You see it in the garden, you see it at the very end of the book. How confident is Satan of this? It's the very temptation he comes to Jesus with. Look at all this, throw yourself out and they'll catch you, you can preside over all of this. Satan's playbook is pretty simple. He's going to come and the word lust means desire.
Understanding Desires Gone Awry
I say we—you don't want to be in this boat with me maybe—I tend to jump to the sexual part of it, but it's a desire, it's something that's gone awry. It could be something very good. It's good to eat, it's bad to eat too much. It's good to have stuff, but it's wrong when the stuff defines you. Is sex good? Yes, until it's out of control.
He said here are these appetites, is to get control of these basic appetites so I'm not just driven by every whim and impulse like a dog. So the fruit of the Spirit is love, joy, peace, patience, kindness, goodness, gentleness, faithfulness and what? Self-control. When we think of God's way and the world's way, we think of all sorts of different things, but it's as simple as attitude toward the stuff that God's placed in our lives.
What's going to pull me off the best plans? How many times have you watched—there's a show called American Greed—but here are these guys that have millions of dollars that are wanting millions of dollars more. There's no end to it and all of a sudden you see when they start talking to him, I'm not sure what happened, stuff just got out of control. Well it's those appetites that begin to run awry, to yield to the appetites.
Second Thing That Pulls You Off Target: Pride and Flattery
Here's the second thing that'll pull you off and there's some real similarities in two or three of these. It's all of a sudden people start telling you you're something special. Mark chapter 1, early in the morning, still dark, Jesus got up, left the house, went off to a solitary place and He prayed. Peter and his companions were looking for Him.
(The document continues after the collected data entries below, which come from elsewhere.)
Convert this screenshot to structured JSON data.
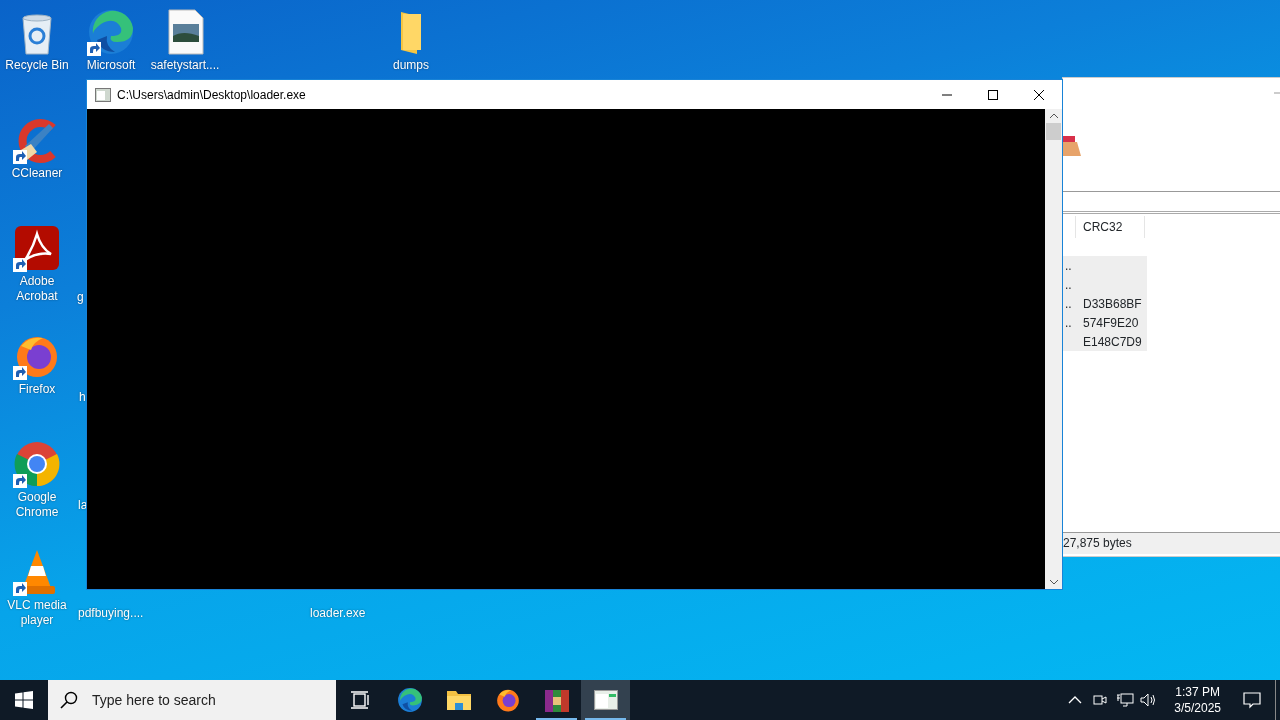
{
  "desktop_icons": [
    {
      "kind": "recycle-bin",
      "label": "Recycle Bin"
    },
    {
      "kind": "edge",
      "label": "Microsoft",
      "shortcut": true
    },
    {
      "kind": "image-file",
      "label": "safetystart...."
    },
    {
      "kind": "folder",
      "label": "dumps"
    },
    {
      "kind": "ccleaner",
      "label": "CCleaner",
      "shortcut": true
    },
    {
      "kind": "acrobat",
      "label": "Adobe Acrobat",
      "shortcut": true
    },
    {
      "kind": "hidden",
      "label": "g"
    },
    {
      "kind": "firefox",
      "label": "Firefox",
      "shortcut": true
    },
    {
      "kind": "hidden",
      "label": "h"
    },
    {
      "kind": "chrome",
      "label": "Google Chrome",
      "shortcut": true
    },
    {
      "kind": "hidden",
      "label": "la"
    },
    {
      "kind": "vlc",
      "label": "VLC media player",
      "shortcut": true
    },
    {
      "kind": "hidden",
      "label": "pdfbuying...."
    },
    {
      "kind": "hidden",
      "label": "loader.exe"
    }
  ],
  "archive_window": {
    "columns": [
      "CRC32"
    ],
    "rows": [
      {
        "column_1": "..",
        "selected": true
      },
      {
        "column_1": "..",
        "selected": true
      },
      {
        "column_1": "..",
        "crc32": "D33B68BF",
        "selected": true
      },
      {
        "column_1": "..",
        "crc32": "574F9E20",
        "selected": true
      },
      {
        "crc32": "E148C7D9",
        "selected": true
      }
    ],
    "status_bar": "27,875 bytes"
  },
  "console_window": {
    "title": "C:\\Users\\admin\\Desktop\\loader.exe",
    "active": true
  },
  "taskbar": {
    "search": {
      "placeholder": "Type here to search"
    },
    "apps": [
      {
        "kind": "task-view",
        "running": false,
        "selected": false
      },
      {
        "kind": "edge",
        "running": false,
        "selected": false
      },
      {
        "kind": "explorer",
        "running": false,
        "selected": false
      },
      {
        "kind": "firefox",
        "running": false,
        "selected": false
      },
      {
        "kind": "winrar",
        "running": true,
        "selected": false
      },
      {
        "kind": "console",
        "running": true,
        "selected": true
      }
    ],
    "time": "1:37 PM",
    "date": "3/5/2025"
  }
}
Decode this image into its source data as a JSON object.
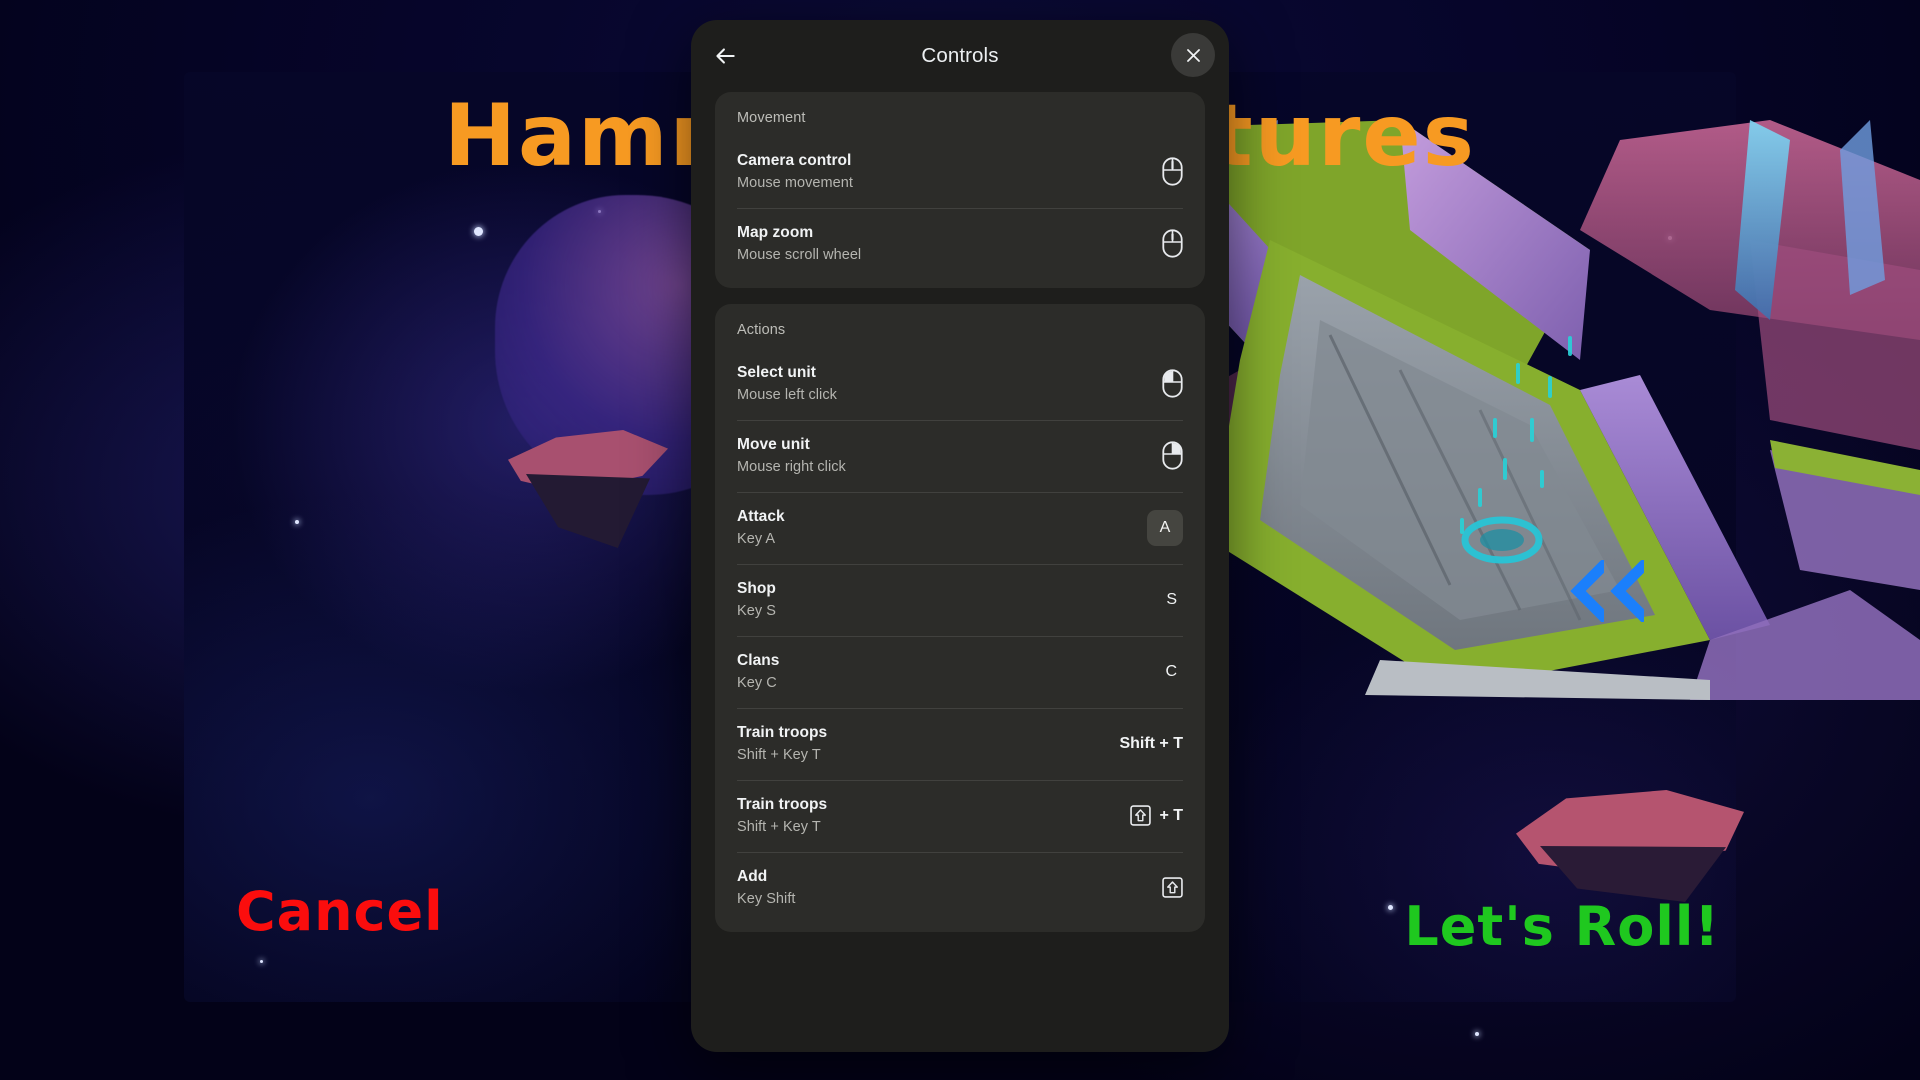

They found Him, they said everybody's looking for you, and Jesus replied let's go somewhere else so I can preach there also. That is why I've come.
We'll see it again, there's that moment at the end of Jesus' ministry where He's arriving to town and they're crying Hosanna, Hosanna, Hosanna. They want to make Him king. All of a sudden somebody comes along and they begin to drive your agenda by turning you into something that's ego gratifying.
Here's the sentence I wrote: those who resolve to please God must not be afraid to displease man. Now those people are going to come along and begin to flatter you and you're vulnerable to that. Everybody wants to hear that. Everybody wants to hear there's something special, I saw something, you could really be extraordinary and we could really use you in this area. You fail to understand people are fickle.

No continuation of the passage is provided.